- Born: April 19, c. 1885 Pike, New York
- Died: 1 February 1932 (aged 46) New York City
- Occupation: Actress
- Years active: 1891 – 1911

= Neva Aymar =

Neva Aymar (c. 1885 - 1932) was an early twentieth century stage actress. She married jockey, Winfield "Winnie" Scott O'Connor.

==Early life==
Neva Aymar was born in Pike, New York on April 19 in either 1885, 1886, or 1889, reportedly in the dressing room of a theater. Her mother, Grace Aymar (nee Harrington), was an acrobatic horse rider in the Walter L. Main circus in the 1880s and her father, William Fred Aymar, was a circus clown and performer. Her parents were distant cousins and married in Pike, New York in 1882. Grace Aymar toured the mid-western and western United States under the stage name Clara Corbett.
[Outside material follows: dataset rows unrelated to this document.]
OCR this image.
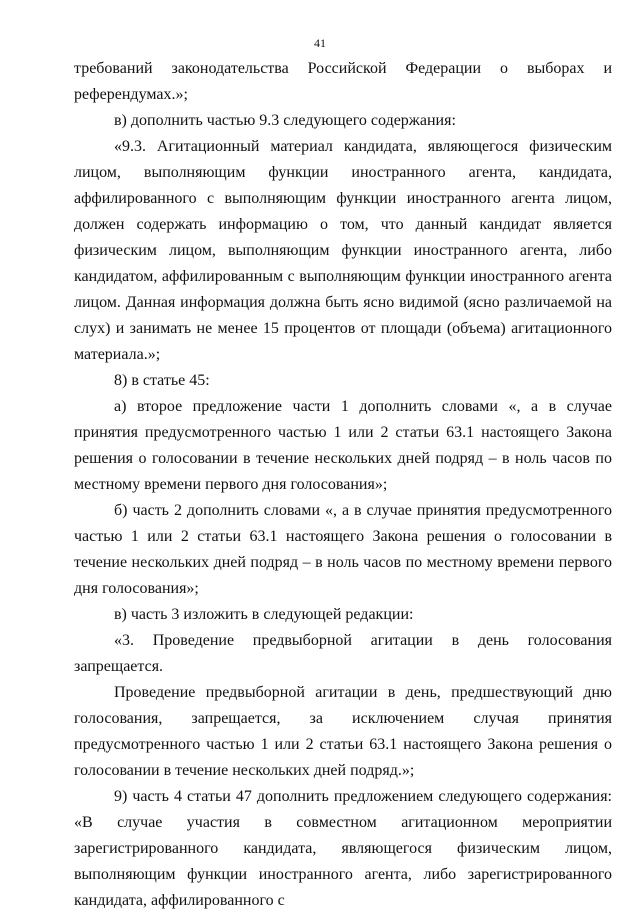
41

требований законодательства Российской Федерации о выборах и референдумах.»;

в) дополнить частью 9.3 следующего содержания:

«9.3. Агитационный материал кандидата, являющегося физическим лицом, выполняющим функции иностранного агента, кандидата, аффилированного с выполняющим функции иностранного агента лицом, должен содержать информацию о том, что данный кандидат является физическим лицом, выполняющим функции иностранного агента, либо кандидатом, аффилированным с выполняющим функции иностранного агента лицом. Данная информация должна быть ясно видимой (ясно различаемой на слух) и занимать не менее 15 процентов от площади (объема) агитационного материала.»;

8) в статье 45:

а) второе предложение части 1 дополнить словами «, а в случае принятия предусмотренного частью 1 или 2 статьи 63.1 настоящего Закона решения о голосовании в течение нескольких дней подряд – в ноль часов по местному времени первого дня голосования»;

б) часть 2 дополнить словами «, а в случае принятия предусмотренного частью 1 или 2 статьи 63.1 настоящего Закона решения о голосовании в течение нескольких дней подряд – в ноль часов по местному времени первого дня голосования»;

в) часть 3 изложить в следующей редакции:

«3. Проведение предвыборной агитации в день голосования запрещается.

Проведение предвыборной агитации в день, предшествующий дню голосования, запрещается, за исключением случая принятия предусмотренного частью 1 или 2 статьи 63.1 настоящего Закона решения о голосовании в течение нескольких дней подряд.»;

9) часть 4 статьи 47 дополнить предложением следующего содержания: «В случае участия в совместном агитационном мероприятии зарегистрированного кандидата, являющегося физическим лицом, выполняющим функции иностранного агента, либо зарегистрированного кандидата, аффилированного с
Fred Aymar was the equestrian director for the Walter L. Main circus in the 1890s. He died in December 1897 at age 42 after falling from a train in Dayton, Ohio and was buried at the Woodland Cemetery and Arboretum.

==Acting career==
In March 1896, Aymar portrayed Eva in a rendition of Uncle Tom's Cabin at the Gilliss Theater in Kansas City.

==Personal life==

Aymar married jockey Winnie O'Connor in February 1911 in Gouvieux, France after he divorced his first wife Edna Loftus.

==Death==
Neva Aymar O'Connor died on February 1, 1932 from complications of tuberculosis, which she reportedly contracted during the first World War. She was buried at Maple Grove Cemetery in Queens on February 4.